Here is my data frame.
dfMainOutputFinalWithoutNull.coalesce(1).write.partitionBy("DataPartition","StatementTypeCode")
.format("csv")
.option("nullValue", "")
.option("header", "true")
.option("codec", "gzip")
.save("s3://trfsdisu/SPARK/FinancialLineItem/output")
Now I have to count the number of records in each file in each partition and then write output to an XML file.
This is how I am trying to do it.
val count =dfMainOutputFinalWithoutNull.groupBy("DataPartition","StatementTypeCode").count
count.write.format("com.databricks.spark.xml")
.option("rootTag", "items")
.option("rowTag", "item")
.save("s3://trfsdisu/SPARK/FinancialLineItem/Descr")
I am able to print total no of records per partition and print that but when i m trying to create xml file i am getting below error .

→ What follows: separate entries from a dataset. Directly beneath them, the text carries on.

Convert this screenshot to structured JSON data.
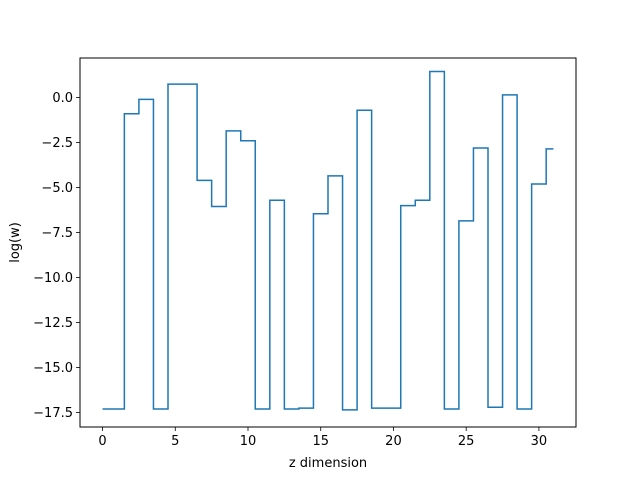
{
  "chart_data": {
    "type": "line",
    "drawstyle": "steps-mid",
    "title": "",
    "xlabel": "z dimension",
    "ylabel": "log(w)",
    "xlim": [
      -1.55,
      32.55
    ],
    "ylim": [
      -18.3,
      2.2
    ],
    "xticks": [
      0,
      5,
      10,
      15,
      20,
      25,
      30
    ],
    "xtick_labels": [
      "0",
      "5",
      "10",
      "15",
      "20",
      "25",
      "30"
    ],
    "yticks": [
      0.0,
      -2.5,
      -5.0,
      -7.5,
      -10.0,
      -12.5,
      -15.0,
      -17.5
    ],
    "ytick_labels": [
      "0.0",
      "−2.5",
      "−5.0",
      "−7.5",
      "−10.0",
      "−12.5",
      "−15.0",
      "−17.5"
    ],
    "grid": false,
    "series": [
      {
        "color": "#1f77b4",
        "x": [
          0,
          1,
          2,
          3,
          4,
          5,
          6,
          7,
          8,
          9,
          10,
          11,
          12,
          13,
          14,
          15,
          16,
          17,
          18,
          19,
          20,
          21,
          22,
          23,
          24,
          25,
          26,
          27,
          28,
          29,
          30,
          31
        ],
        "values": [
          -17.3,
          -17.3,
          -0.9,
          -0.1,
          -17.3,
          0.75,
          0.75,
          -4.6,
          -6.05,
          -1.85,
          -2.4,
          -17.3,
          -5.7,
          -17.3,
          -17.25,
          -6.45,
          -4.35,
          -17.35,
          -0.7,
          -17.25,
          -17.25,
          -6.0,
          -5.7,
          1.45,
          -17.3,
          -6.85,
          -2.8,
          -17.2,
          0.15,
          -17.3,
          -4.8,
          -2.85
        ]
      }
    ]
  }
}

java.lang.ClassNotFoundException: Failed to find data source: com.databricks.spark.xml. Please find packages at http://spark.apache.org/third-party-projects.html
I am using Spark 2.2.0, Zeppelin 0.7.2
So do I have to import com.databricks.spark.xml
this, but why because in case of csv file if I am not importing com.databricks.spark.csv
.
Also, can I use cache dfMainOutputFinalWithoutNull
because I will be using it twice to write its data and then count its partitions records and then write in the xml file?
And I added this dependency
<!-- https://mvnrepository.com/artifact/com.databricks/spark-xml_2.10 -->
<dependency>
<groupId>com.databricks</groupId>
<artifactId>spark-xml_2.10</artifactId>
<version>0.2.0</version>
</dependency>
And restarted interpreter. Then I got the following error.
java.lang.NullPointerException
at org.apache.zeppelin.spark.Utils.invokeMethod(Utils.java:38)
at org.apache.zeppelin.spark.Utils.invokeMethod(Utils.java:33)
at org.apache.zeppelin.spark.SparkInterpreter.createSparkContext_2(SparkInterpreter.java:391)
at org.apache.zeppelin.spark.SparkInterpreter.createSparkContext(SparkInterpreter.java:380)
at org.apache.zeppelin.spark.SparkInterpreter.getSparkContext(SparkInterpreter.java:146)
I will answer my question
so i added below dependency in zepplin
Scala 2.11
groupId: com.databricks
artifactId: spark-xml_2.11
version: 0.4.1
Added below in the zepplin
com.databricks:spark-xml_2.11:0.4.1
And then i was able to create files .